In this recurring column, we highlight a few items we've run across that don't merit a full story of their own but are interesting enough to bring to your attention. This time we look at Elliott Verdier, Women Street Photographers, Ben Van Hook, Ole Bielfeldt, Harold Davis and Mike Johnston.

  • Stephanie Wade interviews Paris-based photojournalist Elliott Verdier about his images of The People and Landscapes of Post-War Liberia. "The difficulty was to transcribe the invisible, latent trauma that weighs on Liberia," he says. "So I just hope that I have been able to pull this story out of anonymity, these lives that flow away from our eyes, to keep a trace, a memory." Taken over two years, the photographs have been collected in Reaching for Dawn.

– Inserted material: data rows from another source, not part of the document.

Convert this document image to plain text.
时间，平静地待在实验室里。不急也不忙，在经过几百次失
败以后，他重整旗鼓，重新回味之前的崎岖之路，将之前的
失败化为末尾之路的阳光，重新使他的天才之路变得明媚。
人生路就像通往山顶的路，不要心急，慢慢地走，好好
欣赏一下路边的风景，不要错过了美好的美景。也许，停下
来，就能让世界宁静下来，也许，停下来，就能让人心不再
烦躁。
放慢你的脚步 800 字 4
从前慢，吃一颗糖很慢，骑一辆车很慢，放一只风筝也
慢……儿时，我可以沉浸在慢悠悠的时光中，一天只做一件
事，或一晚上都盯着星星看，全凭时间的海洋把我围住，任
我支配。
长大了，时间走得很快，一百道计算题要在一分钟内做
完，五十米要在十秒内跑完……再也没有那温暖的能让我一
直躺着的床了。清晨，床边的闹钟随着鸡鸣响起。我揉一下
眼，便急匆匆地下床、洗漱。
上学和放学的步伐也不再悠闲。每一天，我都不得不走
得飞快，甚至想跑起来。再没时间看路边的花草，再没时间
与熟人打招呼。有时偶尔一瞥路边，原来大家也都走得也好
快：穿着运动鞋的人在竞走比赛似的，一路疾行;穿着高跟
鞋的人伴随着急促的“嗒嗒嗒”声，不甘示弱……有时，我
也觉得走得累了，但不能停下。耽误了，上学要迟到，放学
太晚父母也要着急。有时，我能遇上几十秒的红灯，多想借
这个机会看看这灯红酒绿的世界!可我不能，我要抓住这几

  • The Paris exhibition of Women Street Photographers features 30 women photographers from 20 countries. LensCulture highlights the work of seven of them.
  • Suzanne Sease features the personal project of Ben Van Hook, which reminds us of our Stanley project years ago for a great nephew who has just graduated from Cornell (so it can't be said to have derailed him). In this case it's Raggedy Ann and Andy dolls, rescued from the trash to travel the world together.
  • Ole Bielfeldt's Colorful Macro Photo of Beach Sand from Mallorca reveals fragments of coral, quartz, shells and plastic, Grace Ebert notes. Bielfeldt photographed the "very clean natural sand" under a microscope.
  • Harold Davis collects visual Oddities and here adds two more: a yellow stanchion and wrapped hay bales.
  • Mike Johnston laments Photographing With the Wrong Camera. All too true, especially for camera reviewers (whose ranks we served in for a while ourselves). We had a little fun, though, editing his landscape image in Camera Raw. Even thought it's a JPEG, there was quite a lot we could do with it.